In der Themenreihe „Corporate Health“ konnten sich die Messebesucher gezielt über Trends im Betrieblichen Gesundheitsmanagement (BGM) informieren. „Es gibt nicht nur ansteckende Krankheiten, sondern auch ansteckende Gesundheit. Wir sollten Gesundheit zum Virus machen“, forderte DGFP-Vertreter Dr. Sascha Armutat zum Auftakt der Themenreihe. Der Wertschöpfungsausfall durch kranke Mitarbeiter liege für Unternehmen in Deutschland bei mehr als 200 Milliarden. Neben psychischen Belastungen nähmen insbesondere altersbedingte Krankheitsphänomene zu. Ständige Erreichbarkeit und ein Missverhältnis von Workload und freien Kapazitäten verstärkten diese Gesundheitsgefahren zusätzlich. In seinem Vortrag plädierte er für einen integrierten Ansatz im Gesundheitsmanagement, der verschiedene Themen und Strategieschritte einschließt.

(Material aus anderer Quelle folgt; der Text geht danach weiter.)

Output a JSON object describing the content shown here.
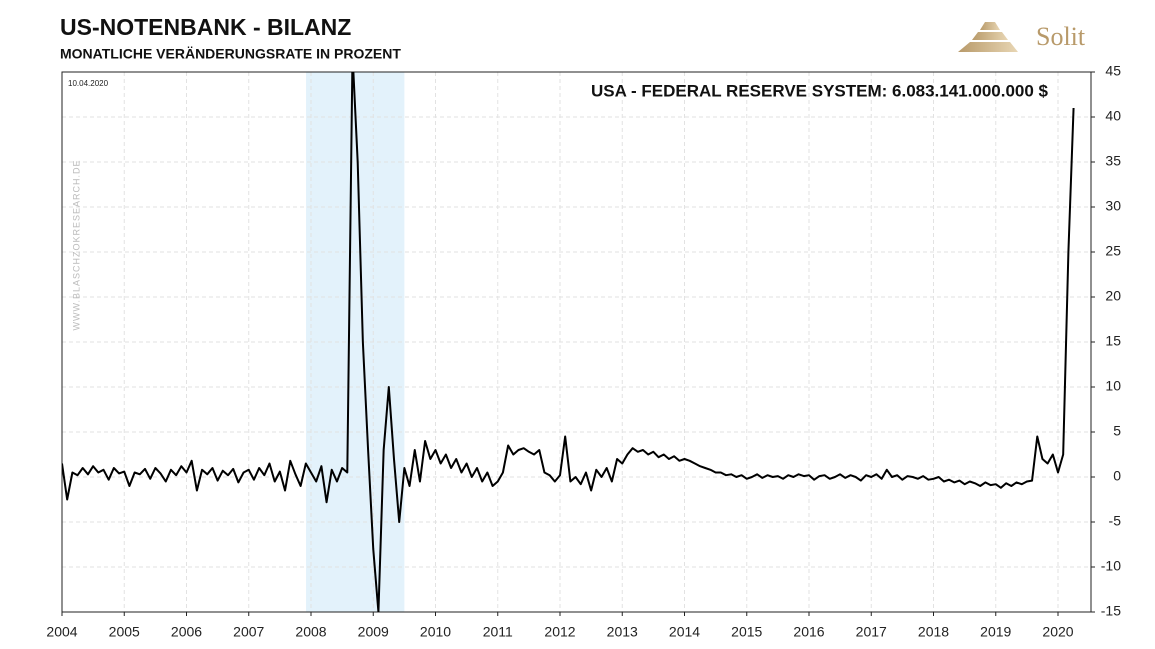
{
  "chart_data": {
    "type": "line",
    "title": "US-NOTENBANK - BILANZ",
    "subtitle": "MONATLICHE VERÄNDERUNGSRATE IN PROZENT",
    "date_label": "10.04.2020",
    "annotation": "USA - FEDERAL RESERVE SYSTEM: 6.083.141.000.000 $",
    "watermark": "WWW.BLASCHZOKRESEARCH.DE",
    "logo": "Solit",
    "xlim": [
      2004,
      2020.53
    ],
    "xticks": [
      2004,
      2005,
      2006,
      2007,
      2008,
      2009,
      2010,
      2011,
      2012,
      2013,
      2014,
      2015,
      2016,
      2017,
      2018,
      2019,
      2020
    ],
    "ylim": [
      -15,
      45
    ],
    "yticks": [
      -15,
      -10,
      -5,
      0,
      5,
      10,
      15,
      20,
      25,
      30,
      35,
      40,
      45
    ],
    "grid": true,
    "shaded_regions": [
      [
        2007.92,
        2009.5
      ]
    ],
    "shade_color": "#e3f2fb",
    "series": [
      {
        "name": "Veränderungsrate",
        "color": "#000000",
        "x": [
          2004,
          2004.083,
          2004.167,
          2004.25,
          2004.333,
          2004.417,
          2004.5,
          2004.583,
          2004.667,
          2004.75,
          2004.833,
          2004.917,
          2005,
          2005.083,
          2005.167,
          2005.25,
          2005.333,
          2005.417,
          2005.5,
          2005.583,
          2005.667,
          2005.75,
          2005.833,
          2005.917,
          2006,
          2006.083,
          2006.167,
          2006.25,
          2006.333,
          2006.417,
          2006.5,
          2006.583,
          2006.667,
          2006.75,
          2006.833,
          2006.917,
          2007,
          2007.083,
          2007.167,
          2007.25,
          2007.333,
          2007.417,
          2007.5,
          2007.583,
          2007.667,
          2007.75,
          2007.833,
          2007.917,
          2008,
          2008.083,
          2008.167,
          2008.25,
          2008.333,
          2008.417,
          2008.5,
          2008.583,
          2008.667,
          2008.75,
          2008.833,
          2008.917,
          2009,
          2009.083,
          2009.167,
          2009.25,
          2009.333,
          2009.417,
          2009.5,
          2009.583,
          2009.667,
          2009.75,
          2009.833,
          2009.917,
          2010,
          2010.083,
          2010.167,
          2010.25,
          2010.333,
          2010.417,
          2010.5,
          2010.583,
          2010.667,
          2010.75,
          2010.833,
          2010.917,
          2011,
          2011.083,
          2011.167,
          2011.25,
          2011.333,
          2011.417,
          2011.5,
          2011.583,
          2011.667,
          2011.75,
          2011.833,
          2011.917,
          2012,
          2012.083,
          2012.167,
          2012.25,
          2012.333,
          2012.417,
          2012.5,
          2012.583,
          2012.667,
          2012.75,
          2012.833,
          2012.917,
          2013,
          2013.083,
          2013.167,
          2013.25,
          2013.333,
          2013.417,
          2013.5,
          2013.583,
          2013.667,
          2013.75,
          2013.833,
          2013.917,
          2014,
          2014.083,
          2014.167,
          2014.25,
          2014.333,
          2014.417,
          2014.5,
          2014.583,
          2014.667,
          2014.75,
          2014.833,
          2014.917,
          2015,
          2015.083,
          2015.167,
          2015.25,
          2015.333,
          2015.417,
          2015.5,
          2015.583,
          2015.667,
          2015.75,
          2015.833,
          2015.917,
          2016,
          2016.083,
          2016.167,
          2016.25,
          2016.333,
          2016.417,
          2016.5,
          2016.583,
          2016.667,
          2016.75,
          2016.833,
          2016.917,
          2017,
          2017.083,
          2017.167,
          2017.25,
          2017.333,
          2017.417,
          2017.5,
          2017.583,
          2017.667,
          2017.75,
          2017.833,
          2017.917,
          2018,
          2018.083,
          2018.167,
          2018.25,
          2018.333,
          2018.417,
          2018.5,
          2018.583,
          2018.667,
          2018.75,
          2018.833,
          2018.917,
          2019,
          2019.083,
          2019.167,
          2019.25,
          2019.333,
          2019.417,
          2019.5,
          2019.583,
          2019.667,
          2019.75,
          2019.833,
          2019.917,
          2020,
          2020.083,
          2020.167,
          2020.25
        ],
        "values": [
          1.5,
          -2.5,
          0.5,
          0.2,
          1.0,
          0.3,
          1.2,
          0.5,
          0.8,
          -0.3,
          1.0,
          0.4,
          0.6,
          -1.0,
          0.5,
          0.3,
          0.9,
          -0.2,
          1.0,
          0.4,
          -0.5,
          0.8,
          0.2,
          1.2,
          0.5,
          1.8,
          -1.5,
          0.8,
          0.3,
          1.0,
          -0.4,
          0.7,
          0.2,
          0.9,
          -0.6,
          0.5,
          0.8,
          -0.3,
          1.0,
          0.2,
          1.5,
          -0.5,
          0.6,
          -1.5,
          1.8,
          0.3,
          -1.0,
          1.5,
          0.5,
          -0.5,
          1.2,
          -2.8,
          0.8,
          -0.5,
          1.0,
          0.5,
          47,
          35,
          15,
          3,
          -8,
          -15,
          3,
          10,
          2,
          -5,
          1,
          -1,
          3,
          -0.5,
          4,
          2,
          3,
          1.5,
          2.5,
          1,
          2,
          0.5,
          1.5,
          0,
          1,
          -0.5,
          0.5,
          -1,
          -0.5,
          0.5,
          3.5,
          2.5,
          3.0,
          3.2,
          2.8,
          2.5,
          3.0,
          0.5,
          0.2,
          -0.5,
          0.2,
          4.5,
          -0.5,
          0,
          -0.8,
          0.5,
          -1.5,
          0.8,
          0,
          1,
          -0.5,
          2,
          1.5,
          2.5,
          3.2,
          2.8,
          3.0,
          2.5,
          2.8,
          2.2,
          2.5,
          2.0,
          2.3,
          1.8,
          2,
          1.8,
          1.5,
          1.2,
          1.0,
          0.8,
          0.5,
          0.5,
          0.2,
          0.3,
          0,
          0.2,
          -0.2,
          0,
          0.3,
          -0.1,
          0.2,
          0,
          0.1,
          -0.2,
          0.2,
          0,
          0.3,
          0.1,
          0.2,
          -0.3,
          0.1,
          0.2,
          -0.2,
          0,
          0.3,
          -0.1,
          0.2,
          0,
          -0.4,
          0.2,
          0,
          0.3,
          -0.2,
          0.8,
          0,
          0.2,
          -0.3,
          0.1,
          0,
          -0.2,
          0.1,
          -0.3,
          -0.2,
          0,
          -0.5,
          -0.3,
          -0.6,
          -0.4,
          -0.8,
          -0.5,
          -0.7,
          -1.0,
          -0.6,
          -0.9,
          -0.8,
          -1.2,
          -0.7,
          -1.0,
          -0.6,
          -0.8,
          -0.5,
          -0.4,
          4.5,
          2.0,
          1.5,
          2.5,
          0.5,
          2.5,
          25,
          41
        ]
      }
    ]
  }
}
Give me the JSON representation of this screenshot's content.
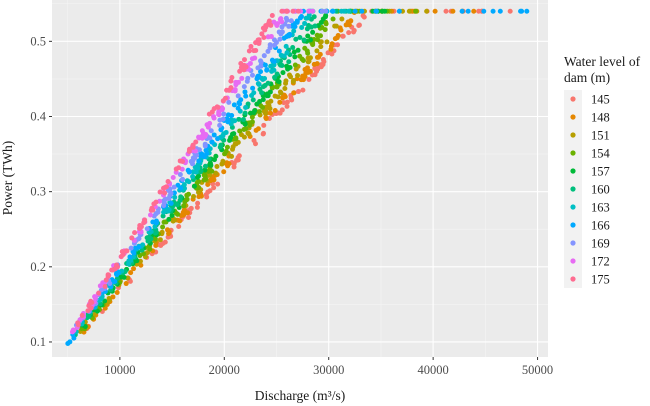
{
  "chart_data": {
    "type": "scatter",
    "title": "",
    "xlabel": "Discharge (m³/s)",
    "ylabel": "Power (TWh)",
    "xlim": [
      3500,
      51000
    ],
    "ylim": [
      0.08,
      0.555
    ],
    "xticks": [
      10000,
      20000,
      30000,
      40000,
      50000
    ],
    "yticks": [
      0.1,
      0.2,
      0.3,
      0.4,
      0.5
    ],
    "xtick_labels": [
      "10000",
      "20000",
      "30000",
      "40000",
      "50000"
    ],
    "ytick_labels": [
      "0.1",
      "0.2",
      "0.3",
      "0.4",
      "0.5"
    ],
    "grid": true,
    "legend_position": "right",
    "legend_title_lines": [
      "Water level of",
      "dam (m)"
    ],
    "cap_power": 0.54,
    "series": [
      {
        "name": "145",
        "color": "#F8766D",
        "x_start": 6500,
        "y_start": 0.115,
        "x_cap": 33500,
        "x_end": 47500
      },
      {
        "name": "148",
        "color": "#E58700",
        "x_start": 6300,
        "y_start": 0.113,
        "x_cap": 32500,
        "x_end": 44000
      },
      {
        "name": "151",
        "color": "#B79F00",
        "x_start": 6100,
        "y_start": 0.112,
        "x_cap": 31500,
        "x_end": 42000
      },
      {
        "name": "154",
        "color": "#6BB100",
        "x_start": 5900,
        "y_start": 0.11,
        "x_cap": 30500,
        "x_end": 39000
      },
      {
        "name": "157",
        "color": "#00BA38",
        "x_start": 5700,
        "y_start": 0.108,
        "x_cap": 29800,
        "x_end": 36000
      },
      {
        "name": "160",
        "color": "#00BF7D",
        "x_start": 5500,
        "y_start": 0.106,
        "x_cap": 29000,
        "x_end": 34000
      },
      {
        "name": "163",
        "color": "#00BFC4",
        "x_start": 5300,
        "y_start": 0.103,
        "x_cap": 28200,
        "x_end": 32000
      },
      {
        "name": "166",
        "color": "#00A9FF",
        "x_start": 5000,
        "y_start": 0.098,
        "x_cap": 27400,
        "x_end": 49200
      },
      {
        "name": "169",
        "color": "#8494FF",
        "x_start": 5200,
        "y_start": 0.105,
        "x_cap": 26500,
        "x_end": 30000
      },
      {
        "name": "172",
        "color": "#E76BF3",
        "x_start": 5300,
        "y_start": 0.11,
        "x_cap": 25500,
        "x_end": 29000
      },
      {
        "name": "175",
        "color": "#FF6C91",
        "x_start": 5500,
        "y_start": 0.112,
        "x_cap": 24800,
        "x_end": 27500
      }
    ]
  }
}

Positives Feedback der Aussteller zum Umzug

„Wir haben sehr gute Rückmeldungen von unseren Ausstellern bekommen“, erklärte Nadine Jäger, Projektleiterin der PERSONAL2014 Nord. „Mit 243 Ausstellern war die Messe minimal kleiner als im Vorjahr. Da uns eine optimale Nutzerführung sehr wichtig war, haben wir uns auf Halle H beschränkt. Diese war bis zum letzten Platz ausgebucht“, so Jäger. Viele Anbieter haben nun bereits ihre Stände für die PERSONAL2015 Nord vom 6. bis 7. Mai 2015 in den Hamburger Messehallen reserviert. „Wir freuen uns sehr auf den Umzug und versprechen uns davon großes Wachstumspotenzial für die Veranstaltung.“

Über die PERSONAL2014 Nord
Die Messe PERSONAL2014 Nord widmete sich vom 6. bis 7. Mai im CCH – Congress Center Hamburg der kompletten Themenpalette des Personalmanagements. Dafür standen der Ausstellungsbereich in Halle H sowie ein Begleitprogramm mit rund 120 Vorträgen, Diskussionen und Präsentationen zur Verfügung.

Die PERSONAL2014  Süd
widmet sich auf der Messe Stuttgart vom 20. bis 21. Mai den gleichen Themen. Personalentscheider, Geschäftsführer und Mitarbeiter von Personalabteilungen können sich über Hard- und Softwarelösungen, Angebote für Weiterbildung und Training oder über Personaldienstleistungen und -produkte informieren und in punkto Personalarbeit beraten lassen.
Dafür stehen der Ausstellungsbereich in Halle  5 & 7 sowie ein Begleitprogramm mit Vorträgen, Diskussionen und Präsentationen zur Verfügung.